= Mass media impact on spatial perception =

Mass media influences spatial perception through journalistic cartography and spatial bias in news coverage.

==Role of journalism==
Journalism plays a crucial role in providing the general public with information about places and geography. Mass media, which includes television, newspapers, magazines, and radio, significantly shapes perceptions of locations. However, mass media has been criticized for its limited iconography, which constructs generic locations that offer a restricted and distorted worldview. The lack of geographical balance in news coverage may limit spatial knowledge, with US media often focusing on a narrow range of nations and regions for international news.

==Geographic components==
When news has an important geographic component, journalism concerns itself with the location of the information. Maps are an efficient means of showing location and describing geographic relationships. Mass media may use maps to illustrate spatially distributed data, such as election results, acid rain distribution, radon contamination, weather forecasts, traffic, or travel routes.

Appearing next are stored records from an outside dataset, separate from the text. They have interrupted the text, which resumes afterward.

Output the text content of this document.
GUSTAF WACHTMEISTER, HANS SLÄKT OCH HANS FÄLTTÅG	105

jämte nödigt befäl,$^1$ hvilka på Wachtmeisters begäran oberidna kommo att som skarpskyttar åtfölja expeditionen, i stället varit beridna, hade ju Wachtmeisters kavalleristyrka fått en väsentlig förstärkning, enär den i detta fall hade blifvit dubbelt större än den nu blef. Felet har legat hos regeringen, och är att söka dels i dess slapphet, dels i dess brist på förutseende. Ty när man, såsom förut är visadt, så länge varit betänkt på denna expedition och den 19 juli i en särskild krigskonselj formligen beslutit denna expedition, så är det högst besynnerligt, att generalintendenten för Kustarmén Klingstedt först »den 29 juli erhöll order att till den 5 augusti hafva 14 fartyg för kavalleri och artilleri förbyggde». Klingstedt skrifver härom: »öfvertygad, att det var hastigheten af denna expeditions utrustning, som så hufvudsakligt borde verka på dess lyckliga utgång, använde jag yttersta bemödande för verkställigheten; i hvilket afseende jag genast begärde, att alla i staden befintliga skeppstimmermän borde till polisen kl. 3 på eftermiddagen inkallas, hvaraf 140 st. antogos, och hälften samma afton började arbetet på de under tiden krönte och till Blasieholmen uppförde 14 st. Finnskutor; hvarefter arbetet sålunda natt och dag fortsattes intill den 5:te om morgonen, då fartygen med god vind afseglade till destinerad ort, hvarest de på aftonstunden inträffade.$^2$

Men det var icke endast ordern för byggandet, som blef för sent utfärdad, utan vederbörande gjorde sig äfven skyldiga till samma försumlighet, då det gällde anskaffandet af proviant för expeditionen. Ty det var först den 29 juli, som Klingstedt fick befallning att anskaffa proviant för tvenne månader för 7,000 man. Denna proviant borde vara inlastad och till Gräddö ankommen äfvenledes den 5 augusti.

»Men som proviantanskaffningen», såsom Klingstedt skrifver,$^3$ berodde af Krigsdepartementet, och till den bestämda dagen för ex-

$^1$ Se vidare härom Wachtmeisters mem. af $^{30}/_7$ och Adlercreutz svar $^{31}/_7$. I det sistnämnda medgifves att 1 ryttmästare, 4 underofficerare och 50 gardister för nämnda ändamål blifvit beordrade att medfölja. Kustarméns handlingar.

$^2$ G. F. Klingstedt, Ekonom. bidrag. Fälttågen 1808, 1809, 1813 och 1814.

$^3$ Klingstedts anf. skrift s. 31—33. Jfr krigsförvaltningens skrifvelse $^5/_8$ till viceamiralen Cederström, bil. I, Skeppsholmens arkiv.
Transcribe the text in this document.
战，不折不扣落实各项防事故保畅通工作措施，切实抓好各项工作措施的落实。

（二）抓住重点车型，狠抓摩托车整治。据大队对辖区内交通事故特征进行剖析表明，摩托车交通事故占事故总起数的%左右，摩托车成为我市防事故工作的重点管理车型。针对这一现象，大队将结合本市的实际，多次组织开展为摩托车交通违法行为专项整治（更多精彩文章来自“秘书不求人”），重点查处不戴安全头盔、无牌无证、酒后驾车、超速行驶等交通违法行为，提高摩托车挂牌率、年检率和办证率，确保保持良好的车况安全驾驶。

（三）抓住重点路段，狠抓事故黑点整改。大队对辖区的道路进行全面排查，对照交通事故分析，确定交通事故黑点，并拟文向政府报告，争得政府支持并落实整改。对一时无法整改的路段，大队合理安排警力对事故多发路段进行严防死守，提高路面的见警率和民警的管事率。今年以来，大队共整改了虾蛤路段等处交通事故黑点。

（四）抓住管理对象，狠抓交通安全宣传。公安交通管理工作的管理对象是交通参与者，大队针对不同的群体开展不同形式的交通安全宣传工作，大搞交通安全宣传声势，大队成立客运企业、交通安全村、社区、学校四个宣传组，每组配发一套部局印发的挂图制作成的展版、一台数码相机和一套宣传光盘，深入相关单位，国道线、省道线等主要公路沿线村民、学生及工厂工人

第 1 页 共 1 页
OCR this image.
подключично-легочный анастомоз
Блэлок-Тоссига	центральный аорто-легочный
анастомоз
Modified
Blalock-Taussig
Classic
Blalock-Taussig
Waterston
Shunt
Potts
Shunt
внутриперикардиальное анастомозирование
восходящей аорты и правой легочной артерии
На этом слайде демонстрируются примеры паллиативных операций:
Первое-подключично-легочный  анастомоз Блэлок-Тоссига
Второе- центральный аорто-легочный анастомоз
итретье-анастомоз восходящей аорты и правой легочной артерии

Maps can also depict stories about battles, geopolitical strategies, or environmental threats. Critics argue that journalistic cartography suffers from deficiencies and constraints due to the lack of formal cartographic training among graphic artists who produce these maps.

==Spatial bias==
Geographers have explored spatial bias in news reporting. The spatial pattern of news is influenced by journalistic norms, such as national coverage, national interest, geographic stereotypes, and accessibility to news events. Live reporting requires spatial proximity, event proximity, and broadcast proximity. Capitals, major financial centres, and politically unstable places are often geographically stereotyped and considered newsworthy. Economic ties and social distance also play significant roles in news coverage.